The question of who can and can’t enter Karabakh – which is internationally recognized as part of Azerbaijan but which has been controlled by Armenian forces since the first war between the two sides in the 1990s – has long been a deeply sensitive one for both sides. Azerbaijan has for years tried to force foreigners going to Karabakh to ask for Baku’s permission first, and maintains a “blacklist” of many who refuse, denying them entry to Azerbaijan proper on the grounds that they illegally entered Azerbaijan. (A spokesperson for Azerbaijan’s Ministry of Foreign Affairs did not respond to a query from Eurasianet.)
The Armenian-controlled government in Karabakh, meanwhile, has jealously guarded its sovereignty and maintains its own informal blacklist of foreign would-be visitors it deems too solicitous of Baku’s demands.
Azerbaijan has become more assertive in trying to exercise its sovereignty over its territory.
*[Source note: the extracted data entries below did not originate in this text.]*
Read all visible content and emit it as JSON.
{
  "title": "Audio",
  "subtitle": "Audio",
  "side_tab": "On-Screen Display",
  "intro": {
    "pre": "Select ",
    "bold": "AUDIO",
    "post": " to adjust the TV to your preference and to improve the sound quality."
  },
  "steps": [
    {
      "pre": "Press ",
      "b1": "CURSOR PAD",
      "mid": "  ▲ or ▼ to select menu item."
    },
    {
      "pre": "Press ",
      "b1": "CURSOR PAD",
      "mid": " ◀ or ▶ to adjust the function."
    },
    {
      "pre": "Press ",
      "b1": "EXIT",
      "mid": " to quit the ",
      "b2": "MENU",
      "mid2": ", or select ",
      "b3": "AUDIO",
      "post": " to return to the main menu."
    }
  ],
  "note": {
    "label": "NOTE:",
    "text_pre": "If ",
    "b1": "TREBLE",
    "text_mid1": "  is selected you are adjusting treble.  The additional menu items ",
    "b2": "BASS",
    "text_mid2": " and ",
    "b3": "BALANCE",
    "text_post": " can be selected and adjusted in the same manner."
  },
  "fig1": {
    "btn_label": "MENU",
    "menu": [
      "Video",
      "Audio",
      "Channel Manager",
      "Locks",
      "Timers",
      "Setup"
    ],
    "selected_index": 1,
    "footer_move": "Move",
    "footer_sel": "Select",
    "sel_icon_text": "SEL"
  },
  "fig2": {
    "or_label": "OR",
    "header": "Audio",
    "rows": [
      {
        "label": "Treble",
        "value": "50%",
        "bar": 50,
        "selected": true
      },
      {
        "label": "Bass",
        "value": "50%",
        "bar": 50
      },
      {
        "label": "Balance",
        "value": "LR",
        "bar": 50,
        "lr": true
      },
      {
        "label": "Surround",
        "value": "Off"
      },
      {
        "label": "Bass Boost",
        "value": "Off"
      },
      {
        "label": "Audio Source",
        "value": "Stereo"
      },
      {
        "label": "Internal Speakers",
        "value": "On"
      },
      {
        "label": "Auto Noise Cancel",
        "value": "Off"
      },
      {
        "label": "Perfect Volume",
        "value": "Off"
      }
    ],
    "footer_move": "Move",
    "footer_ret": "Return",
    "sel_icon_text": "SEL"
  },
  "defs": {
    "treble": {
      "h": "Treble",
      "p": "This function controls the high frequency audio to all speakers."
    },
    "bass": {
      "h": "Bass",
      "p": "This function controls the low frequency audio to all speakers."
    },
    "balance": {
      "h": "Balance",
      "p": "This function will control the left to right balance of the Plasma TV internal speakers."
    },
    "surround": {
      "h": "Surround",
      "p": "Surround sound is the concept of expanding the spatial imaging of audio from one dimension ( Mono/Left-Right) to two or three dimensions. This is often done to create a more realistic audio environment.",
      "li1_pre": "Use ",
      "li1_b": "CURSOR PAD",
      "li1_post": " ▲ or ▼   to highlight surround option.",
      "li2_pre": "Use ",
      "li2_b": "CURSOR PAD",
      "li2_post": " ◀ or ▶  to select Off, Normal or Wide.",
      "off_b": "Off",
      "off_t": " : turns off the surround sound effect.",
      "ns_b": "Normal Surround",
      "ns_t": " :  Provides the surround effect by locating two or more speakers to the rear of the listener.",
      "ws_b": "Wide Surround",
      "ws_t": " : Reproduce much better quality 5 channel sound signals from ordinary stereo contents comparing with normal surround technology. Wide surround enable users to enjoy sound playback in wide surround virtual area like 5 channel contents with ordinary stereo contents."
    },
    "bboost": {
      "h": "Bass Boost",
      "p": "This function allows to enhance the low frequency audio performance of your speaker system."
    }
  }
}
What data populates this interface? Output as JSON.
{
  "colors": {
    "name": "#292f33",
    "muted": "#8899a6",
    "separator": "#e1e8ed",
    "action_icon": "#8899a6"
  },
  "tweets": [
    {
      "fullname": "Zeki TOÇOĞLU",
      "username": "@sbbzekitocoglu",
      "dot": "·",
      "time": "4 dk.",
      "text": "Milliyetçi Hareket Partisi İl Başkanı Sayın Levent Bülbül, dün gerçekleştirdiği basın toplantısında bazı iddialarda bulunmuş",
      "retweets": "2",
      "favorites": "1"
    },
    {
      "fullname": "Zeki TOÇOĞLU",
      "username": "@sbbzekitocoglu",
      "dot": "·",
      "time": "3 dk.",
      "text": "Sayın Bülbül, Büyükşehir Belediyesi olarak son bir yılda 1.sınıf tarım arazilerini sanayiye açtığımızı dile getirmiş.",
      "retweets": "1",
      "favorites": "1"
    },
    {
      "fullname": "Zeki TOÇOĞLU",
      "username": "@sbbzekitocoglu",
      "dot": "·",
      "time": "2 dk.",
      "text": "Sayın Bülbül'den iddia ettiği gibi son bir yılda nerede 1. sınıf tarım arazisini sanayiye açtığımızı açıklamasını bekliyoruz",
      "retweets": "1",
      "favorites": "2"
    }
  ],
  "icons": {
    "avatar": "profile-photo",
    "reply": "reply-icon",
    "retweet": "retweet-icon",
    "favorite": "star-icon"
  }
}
It has begun to complain more loudly about visits by Armenian officials to the territory, and has put up conspicuous border signs in territory that it again controls on the border with Armenia. Azerbaijan recently has tightened requirements for Armenian churchgoers to visit the Dadivank Monastery in Kelbajar, territory bordering Karabakh that Azerbaijan took back in last year’s war.
The Armenians of Karabakh, meanwhile, have been increasingly turning to Russia, which maintains a 2,000-strong peacekeeping force along the new line of control in the region. There is regular talk about Armenians of Karabakh getting Russian passports, under the reasoning that Russia would then be more inclined to step in if Azerbaijan tried to take control of the remaining parts of Karabakh.
The head of Karabakh’s national security council, Vitaliy Balasanyan, said “it wasn’t excluded” that Karabakh residents would soon get Russian passports. Babayan, also asked about the possibility, answered by noting that Russia recently liberalized its passport requirements and so “it’s easier to get Russian citizenship whether you live in Stepanakert, Gyumri, Tbilisi or Kazakhstan.”
Joshua Kucera is the Turkey/Caucasus editor at Eurasianet, and author of The Bug Pit.